Monday, April 25, 2011
Down in the Dumps
Just to be completely honest, today sucked. Not the whole day, specifically just from 7:30 pm to 8:00 pm. I rushed home today from work before Cole Reynolds went to bed to help Joel replace an NG tube that had come out while CR napped this afternoon. I cannot tell you how awful it is to think about holding down my sweet angel baby so that we can stuff a tube down his nose into his stomach. I literally wanted to vomit in the car on my way home because I dreaded it so much.

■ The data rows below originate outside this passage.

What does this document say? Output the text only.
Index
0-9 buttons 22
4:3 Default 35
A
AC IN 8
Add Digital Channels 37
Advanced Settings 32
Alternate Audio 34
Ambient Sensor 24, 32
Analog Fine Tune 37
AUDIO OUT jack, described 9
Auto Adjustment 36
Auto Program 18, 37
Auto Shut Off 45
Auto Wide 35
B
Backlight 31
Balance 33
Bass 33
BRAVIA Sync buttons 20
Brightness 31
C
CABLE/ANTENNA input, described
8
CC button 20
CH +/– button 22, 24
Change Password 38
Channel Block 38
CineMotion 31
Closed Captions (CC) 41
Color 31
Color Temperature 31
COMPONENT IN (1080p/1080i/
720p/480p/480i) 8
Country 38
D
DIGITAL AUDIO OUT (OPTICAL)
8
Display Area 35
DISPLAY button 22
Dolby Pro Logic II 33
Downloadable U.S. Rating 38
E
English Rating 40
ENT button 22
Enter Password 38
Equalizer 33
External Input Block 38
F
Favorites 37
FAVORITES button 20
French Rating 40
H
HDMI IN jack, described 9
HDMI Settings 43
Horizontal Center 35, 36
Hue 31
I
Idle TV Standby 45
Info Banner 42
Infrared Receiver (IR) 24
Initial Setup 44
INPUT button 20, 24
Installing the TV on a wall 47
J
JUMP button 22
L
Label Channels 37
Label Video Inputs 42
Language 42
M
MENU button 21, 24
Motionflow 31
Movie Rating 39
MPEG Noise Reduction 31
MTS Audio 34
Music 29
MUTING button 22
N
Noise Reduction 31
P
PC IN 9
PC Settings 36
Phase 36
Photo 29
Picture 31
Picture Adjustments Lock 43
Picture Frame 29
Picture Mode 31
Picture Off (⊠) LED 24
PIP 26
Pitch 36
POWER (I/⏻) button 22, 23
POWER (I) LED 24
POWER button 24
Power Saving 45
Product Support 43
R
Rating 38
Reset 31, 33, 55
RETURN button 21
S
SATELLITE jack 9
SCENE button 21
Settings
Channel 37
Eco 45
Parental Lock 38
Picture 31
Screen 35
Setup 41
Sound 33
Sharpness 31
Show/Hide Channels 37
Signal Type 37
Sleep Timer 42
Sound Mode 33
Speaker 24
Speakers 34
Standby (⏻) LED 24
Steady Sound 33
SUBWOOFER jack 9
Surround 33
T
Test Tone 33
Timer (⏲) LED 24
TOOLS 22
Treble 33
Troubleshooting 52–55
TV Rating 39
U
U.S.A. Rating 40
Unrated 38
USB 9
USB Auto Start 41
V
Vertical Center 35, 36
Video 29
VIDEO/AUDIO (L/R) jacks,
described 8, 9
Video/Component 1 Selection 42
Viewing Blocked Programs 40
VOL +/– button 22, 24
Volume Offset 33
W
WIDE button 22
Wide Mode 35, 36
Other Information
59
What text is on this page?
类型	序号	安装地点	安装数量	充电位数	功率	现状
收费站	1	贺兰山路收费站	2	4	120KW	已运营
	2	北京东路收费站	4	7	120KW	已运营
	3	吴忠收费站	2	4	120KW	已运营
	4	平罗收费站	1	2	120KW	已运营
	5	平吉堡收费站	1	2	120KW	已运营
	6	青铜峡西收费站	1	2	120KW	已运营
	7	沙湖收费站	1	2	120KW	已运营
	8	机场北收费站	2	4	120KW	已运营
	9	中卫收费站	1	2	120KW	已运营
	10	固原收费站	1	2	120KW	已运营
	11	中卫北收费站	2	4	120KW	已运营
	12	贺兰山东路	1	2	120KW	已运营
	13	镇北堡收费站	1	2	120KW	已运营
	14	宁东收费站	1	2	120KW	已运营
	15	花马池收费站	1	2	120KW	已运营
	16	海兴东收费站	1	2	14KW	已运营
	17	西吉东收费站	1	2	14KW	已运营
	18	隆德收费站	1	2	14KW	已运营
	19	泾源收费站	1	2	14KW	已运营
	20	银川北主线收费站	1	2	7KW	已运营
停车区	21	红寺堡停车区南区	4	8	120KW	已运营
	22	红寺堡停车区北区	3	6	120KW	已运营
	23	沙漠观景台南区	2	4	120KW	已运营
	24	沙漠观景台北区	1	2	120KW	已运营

I keep reminding myself that there is much, much worse things that he and we could be subjected to, but at the precise moment when the holding and stuffing are happening, it is hard to think of those worse things. Cole Reynolds was so defeated after we put in the new tube. He sat in my lap like a lifeless rag doll while I tried to read him good night stories. He gazed in the distance instead of looking at the at the pages. His arms hung at his sides as if they were socks stuffed with rice. And he refused to look at Joel and me in the eyes. He refused to cuddle and finally pointed at his bed with what looked like all of the energy he could muster. It was the saddest thing I've seen in my whole life. I'm not sure if my heart ached worse when I was holding him down or when I could see how awful it made him feel. The only silver lining is that he will get 360 quality calories tonight while he sleeps and many more tomorrow. Please pray that he doesn't lose any more NG tubes and that he learns to LOVE his formula.